MAXWELL — A concrete pipe maker wants to grow its outdoor storage area by almost 12 acres, but opponents who live nearby say the increase in activity would worsen issues already hindering their lifestyle.

County Materials Corp., 119 N. Main St. (State Road 9) in Maxwell, is seeking extra storage space on 11.65 acres adjacent to the north and west of its current site. The company makes concrete pipes mostly for wastewater and stormwater systems.

While the land eyed for the expansion is currently farm ground, most of it is zoned commercial neighborhood, while a northernmost sliver is zoned residential. Hancock County’s long-term comprehensive plan says it’s in an area that would be ideal for industrial uses.

Earlier this month, the county’s plan commission voted unanimously on a positive recommendation to the county commissioners for County Materials’ request to rezone the site to industrial general. The county’s board of zoning appeals also approved a special exception, three variances from county standards for smaller setbacks and a variance for a reduced buffer yard the company is seeking for its project.

Citing the county’s comprehensive plan, Mike Dale, executive director of the plan commission, supports the rezoning.

“The project is adjacent to an existing industrial use with industrial zoning,” he said at the plan commission meeting. “However, local residents assert that the proposed industrial use and zoning would be harmful to their property values and lifestyle.”

Dale also noted that the site is on the northern edge of an area eyed for industrial uses and the area farther north is zoned for residential uses, which the comprehensive plan aligns with.

“It’s not likely that the county will support further rezoning north unless there is an update or a revision to the comprehensive plan,” he said.

Briane House, a lawyer representing County Materials, said a plant has been in the location at which the company operates for decades before the development of Twin Oaks, a neighborhood to the northwest where residents oppose the proposed expansion. He added the project wouldn’t result in any new curb cuts and wouldn’t necessarily increase traffic or the number of employees. The site employs more than 70 and gets about 25 to 30 trucks a day. House also cited Indiana Department of Transportation traffic studies reporting that traffic has decreased on State Road 9 north of Interstate 70 over the past few years.

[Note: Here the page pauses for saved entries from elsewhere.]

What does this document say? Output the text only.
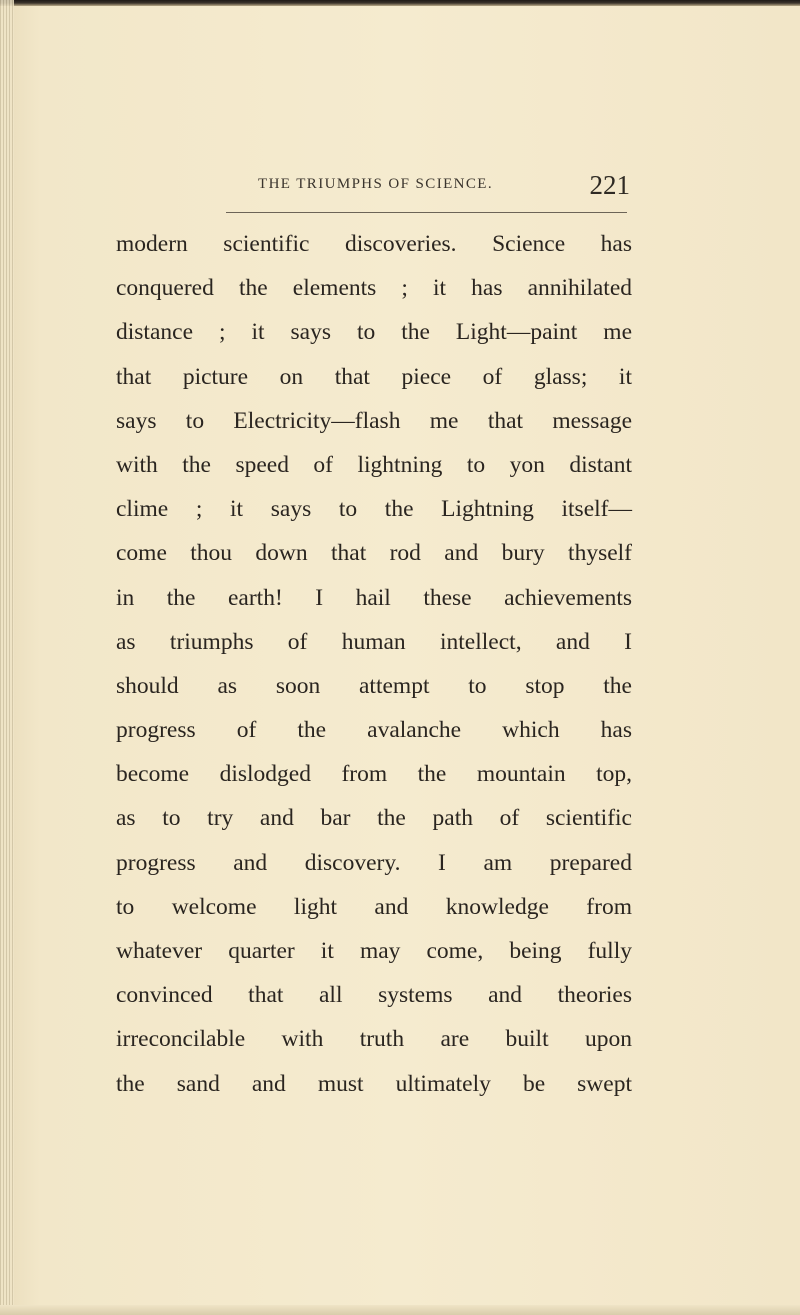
THE TRIUMPHS OF SCIENCE.	221
modern scientific discoveries. Science has
conquered the elements ; it has annihilated
distance ; it says to the Light—paint me
that picture on that piece of glass; it
says to Electricity—flash me that message
with the speed of lightning to yon distant
clime ; it says to the Lightning itself—
come thou down that rod and bury thyself
in the earth! I hail these achievements
as triumphs of human intellect, and I
should as soon attempt to stop the
progress of the avalanche which has
become dislodged from the mountain top,
as to try and bar the path of scientific
progress and discovery. I am prepared
to welcome light and knowledge from
whatever quarter it may come, being fully
convinced that all systems and theories
irreconcilable with truth are built upon
the sand and must ultimately be swept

“It’s important that a business such as this have additional material capacity to provide when needed,” House said.

Materials the company stores outside are 6 to 8 feet high. County Materials is planning 6-foot mounding and trees on the new storage area’s western boundary along State Road 9. That’s also the plan for part of the site’s northern boundary bordering a farmhouse off the highway. Mounding will continue eastward beyond that, but with no trees.

Quinton Dobbins, who farms the land slated for the storage yard’s expansion as well as the land north of it, supports a lack of trees along that eastern stretch, which would serve as the new southern boundary of that tract he farms. He wrote in a letter to the plan commission and board of zoning appeals that the trees’ roots could be problematic for his farming operations.

Jennifer Ramo, who lives northeast of Dobbins’ field, voiced her opposition at the plan commission meeting. She said she’s awakened every day around 4 a.m. by the sound of trucks’ backup beeps at County Materials.

“The beeping happens all day, every day,” she said. “The materials being dropped, the diesel engines roaring.”

Hancock County’s planning office received about six emails expressing opposition to the project, which cited concerns like impact on property values, increased traffic and noise pollution. One message included a petition reporting to have the signatures of 40 residents who oppose the proposal.

Larry George wrote that county officials need to keep industry away from residential areas.

“Limit businesses to business areas, not residential areas like Twin Oaks,” he wrote.

Maxwell Intermediate School is across State Road 9 from County Materials. Harold Olin, superintendent of Greenfield-Central schools, wrote a letter in support of the company’s proposal. He called the company a good neighbor that provides jobs supporting the county’s tax base that in turn support the school corporation.

Regarding the matters before the board of zoning appeals, Dale was favorable toward County Materials’ request for a special exception but not any of the requests for smaller setbacks and a smaller buffer yard. He said he doesn’t think the company’s situation is unusual or unique enough to prevent it from complying with those standards.

House said without the variances, the storage area would be reduced by about 25%.

County Materials expanded its Maxwell plant in 2017, constructing a large building to house machinery and a paved parking area to accommodate its workforce. The company invested $15 million in the expansion, the Daily Reporter reported at the time.